Unfortunately, that’s going to happen if you used the advanced post editor on the old forum and now want to edit those old posts on the new forum. That pretty much throws you right into the deep end. :frowning:

Also unfortunately, the advanced editor didn’t attempt to output human-friendly HTML, so it tends to come out as a big wall of text. That can be improved by pasting it into pretty much any code editor and having it auto-format the markup. Some automatic search-and-replace can help too, to remove attributes the new system doesn’t allow.

I use a command-line code “beautifier” called pup for this, but I’m pretty sure that’s not what you’re looking for. An online tool like sb linked is probably a much better choice. Just make sure to back up the original post into a file first, before you start processing it.

Markdown would be easier, but there’s no foolproof way to convert the advanced editor’s data into Markdown… because the old editor allowed a bunch of things which simply aren’t possible in Markdown. So either you’ll have to edit it as HTML, or do a lossy conversion.

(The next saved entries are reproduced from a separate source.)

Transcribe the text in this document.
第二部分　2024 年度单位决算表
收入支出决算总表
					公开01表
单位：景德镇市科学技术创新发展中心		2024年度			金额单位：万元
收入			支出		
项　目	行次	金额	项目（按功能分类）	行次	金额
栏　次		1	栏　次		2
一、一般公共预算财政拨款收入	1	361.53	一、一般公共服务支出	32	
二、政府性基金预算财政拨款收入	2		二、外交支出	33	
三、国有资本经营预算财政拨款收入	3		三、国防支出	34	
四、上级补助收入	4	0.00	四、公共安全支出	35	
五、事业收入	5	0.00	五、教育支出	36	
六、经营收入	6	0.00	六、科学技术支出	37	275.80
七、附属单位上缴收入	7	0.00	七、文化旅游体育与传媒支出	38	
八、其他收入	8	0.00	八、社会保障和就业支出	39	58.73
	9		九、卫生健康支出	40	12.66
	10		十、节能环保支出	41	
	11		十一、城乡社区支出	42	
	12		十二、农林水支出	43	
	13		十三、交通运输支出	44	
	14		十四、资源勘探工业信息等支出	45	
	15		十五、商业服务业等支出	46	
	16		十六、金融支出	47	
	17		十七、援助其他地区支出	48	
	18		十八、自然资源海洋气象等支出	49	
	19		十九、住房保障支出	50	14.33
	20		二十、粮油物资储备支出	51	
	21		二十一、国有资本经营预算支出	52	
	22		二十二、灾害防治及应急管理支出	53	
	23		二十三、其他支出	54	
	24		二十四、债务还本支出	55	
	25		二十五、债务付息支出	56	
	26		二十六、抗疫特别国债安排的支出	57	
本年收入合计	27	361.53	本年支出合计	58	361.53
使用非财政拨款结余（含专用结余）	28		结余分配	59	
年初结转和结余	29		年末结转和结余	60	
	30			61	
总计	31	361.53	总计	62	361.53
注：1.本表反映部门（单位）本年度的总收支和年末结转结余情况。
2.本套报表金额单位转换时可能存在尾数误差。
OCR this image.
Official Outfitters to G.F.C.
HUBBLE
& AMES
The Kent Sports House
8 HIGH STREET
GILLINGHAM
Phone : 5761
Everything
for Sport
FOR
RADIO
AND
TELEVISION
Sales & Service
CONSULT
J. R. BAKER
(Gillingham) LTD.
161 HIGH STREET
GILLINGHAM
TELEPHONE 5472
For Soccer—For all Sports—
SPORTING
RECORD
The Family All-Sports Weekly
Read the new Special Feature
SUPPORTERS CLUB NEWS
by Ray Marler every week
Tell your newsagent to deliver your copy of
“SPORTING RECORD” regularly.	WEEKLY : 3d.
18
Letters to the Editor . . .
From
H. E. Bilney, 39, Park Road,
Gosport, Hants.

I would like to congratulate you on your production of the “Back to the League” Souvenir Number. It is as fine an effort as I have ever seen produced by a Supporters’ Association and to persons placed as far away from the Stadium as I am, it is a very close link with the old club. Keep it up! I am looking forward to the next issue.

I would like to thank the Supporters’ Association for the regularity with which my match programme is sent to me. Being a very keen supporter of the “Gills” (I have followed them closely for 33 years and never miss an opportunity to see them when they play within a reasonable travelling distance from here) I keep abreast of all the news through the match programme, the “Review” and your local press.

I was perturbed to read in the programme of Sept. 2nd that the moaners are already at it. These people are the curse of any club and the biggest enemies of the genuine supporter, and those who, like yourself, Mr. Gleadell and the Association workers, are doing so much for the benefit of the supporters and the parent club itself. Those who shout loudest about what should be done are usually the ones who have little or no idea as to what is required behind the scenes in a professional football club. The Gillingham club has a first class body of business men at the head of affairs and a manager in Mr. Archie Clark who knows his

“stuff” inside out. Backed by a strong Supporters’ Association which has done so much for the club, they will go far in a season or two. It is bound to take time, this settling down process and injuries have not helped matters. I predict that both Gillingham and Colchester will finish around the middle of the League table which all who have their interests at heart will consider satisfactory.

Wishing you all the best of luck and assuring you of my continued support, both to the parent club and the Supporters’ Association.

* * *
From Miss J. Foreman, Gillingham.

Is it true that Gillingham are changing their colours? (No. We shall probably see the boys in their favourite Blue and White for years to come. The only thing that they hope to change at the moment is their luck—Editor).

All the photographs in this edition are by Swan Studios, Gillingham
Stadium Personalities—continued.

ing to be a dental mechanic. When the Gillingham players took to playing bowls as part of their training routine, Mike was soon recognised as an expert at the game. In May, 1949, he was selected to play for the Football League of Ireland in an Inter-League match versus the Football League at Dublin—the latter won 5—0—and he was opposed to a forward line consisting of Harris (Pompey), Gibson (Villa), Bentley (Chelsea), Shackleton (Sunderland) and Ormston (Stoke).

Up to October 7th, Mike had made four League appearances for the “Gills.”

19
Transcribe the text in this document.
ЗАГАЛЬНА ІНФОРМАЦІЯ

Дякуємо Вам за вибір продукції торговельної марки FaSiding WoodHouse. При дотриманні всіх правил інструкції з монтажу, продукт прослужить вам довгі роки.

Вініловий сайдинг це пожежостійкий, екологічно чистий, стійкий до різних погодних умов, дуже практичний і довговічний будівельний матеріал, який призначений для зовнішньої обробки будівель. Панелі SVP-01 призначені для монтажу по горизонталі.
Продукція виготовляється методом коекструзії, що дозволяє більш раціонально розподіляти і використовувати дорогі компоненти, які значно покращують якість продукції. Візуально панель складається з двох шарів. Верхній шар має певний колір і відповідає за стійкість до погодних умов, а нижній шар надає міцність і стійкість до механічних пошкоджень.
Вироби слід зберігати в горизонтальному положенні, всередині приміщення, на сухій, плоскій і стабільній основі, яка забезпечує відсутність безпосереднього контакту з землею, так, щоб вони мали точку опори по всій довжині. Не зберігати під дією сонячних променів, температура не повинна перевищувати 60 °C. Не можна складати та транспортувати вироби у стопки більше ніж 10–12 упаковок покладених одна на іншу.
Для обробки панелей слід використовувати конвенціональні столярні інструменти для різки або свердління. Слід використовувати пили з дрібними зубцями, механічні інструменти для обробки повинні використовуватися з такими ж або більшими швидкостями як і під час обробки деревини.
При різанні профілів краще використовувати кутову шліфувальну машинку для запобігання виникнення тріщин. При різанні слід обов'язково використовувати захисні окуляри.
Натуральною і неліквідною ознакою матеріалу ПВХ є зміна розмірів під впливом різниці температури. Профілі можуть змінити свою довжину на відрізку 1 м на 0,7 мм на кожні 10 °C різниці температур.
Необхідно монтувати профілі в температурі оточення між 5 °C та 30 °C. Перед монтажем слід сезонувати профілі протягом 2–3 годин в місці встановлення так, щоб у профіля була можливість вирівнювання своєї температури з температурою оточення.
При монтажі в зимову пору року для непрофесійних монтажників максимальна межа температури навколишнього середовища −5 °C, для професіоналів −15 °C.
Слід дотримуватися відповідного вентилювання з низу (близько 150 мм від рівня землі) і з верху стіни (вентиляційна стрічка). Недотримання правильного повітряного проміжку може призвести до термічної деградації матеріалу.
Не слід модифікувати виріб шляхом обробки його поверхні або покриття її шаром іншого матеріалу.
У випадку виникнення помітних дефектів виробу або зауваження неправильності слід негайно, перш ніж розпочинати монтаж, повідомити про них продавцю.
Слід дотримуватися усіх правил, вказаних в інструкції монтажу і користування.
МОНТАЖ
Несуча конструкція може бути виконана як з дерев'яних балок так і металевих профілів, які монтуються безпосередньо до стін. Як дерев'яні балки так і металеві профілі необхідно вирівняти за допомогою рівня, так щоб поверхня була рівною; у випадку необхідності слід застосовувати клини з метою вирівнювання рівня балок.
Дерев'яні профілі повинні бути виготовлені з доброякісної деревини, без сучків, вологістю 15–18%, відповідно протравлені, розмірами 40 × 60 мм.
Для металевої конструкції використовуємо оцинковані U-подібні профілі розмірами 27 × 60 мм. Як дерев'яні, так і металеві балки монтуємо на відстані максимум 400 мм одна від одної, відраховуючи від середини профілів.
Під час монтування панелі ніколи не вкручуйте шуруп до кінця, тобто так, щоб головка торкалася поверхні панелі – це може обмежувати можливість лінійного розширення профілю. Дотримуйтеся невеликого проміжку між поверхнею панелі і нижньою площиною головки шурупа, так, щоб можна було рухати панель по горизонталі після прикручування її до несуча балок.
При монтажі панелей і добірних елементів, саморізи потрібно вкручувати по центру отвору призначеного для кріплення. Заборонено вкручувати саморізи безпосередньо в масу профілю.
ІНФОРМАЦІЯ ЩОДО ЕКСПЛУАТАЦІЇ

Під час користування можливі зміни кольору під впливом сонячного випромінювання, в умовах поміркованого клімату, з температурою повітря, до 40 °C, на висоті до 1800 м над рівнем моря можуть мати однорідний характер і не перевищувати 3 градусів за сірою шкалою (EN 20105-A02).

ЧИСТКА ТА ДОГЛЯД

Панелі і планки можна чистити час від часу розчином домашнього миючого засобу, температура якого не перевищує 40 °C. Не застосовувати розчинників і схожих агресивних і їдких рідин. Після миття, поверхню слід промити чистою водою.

Yeah, that’s probably not going to work in the new forum. It explicitly forbids cross-site scripts and other advanced trickery which worked on the old forum. Drupal allowed almost any HTML with no restrictions, but Discourse only allows a pretty limited subset of the full language. So, no mouse-overs, no javascript widgets, no embedded stylesheets, etc.

Any time you see a style="foo" or data-darkreader-inline-color="bar" or anything like that inside a HTML tag, Discourse is going to pretend it’s not there. May as well strip all those out with search-and-replace.

Anyway, it’s no fun getting tossed into the deep end… straight from a GUI to a wall of code. I’d love to tell you there’s an easy solution, but I don’t think there is.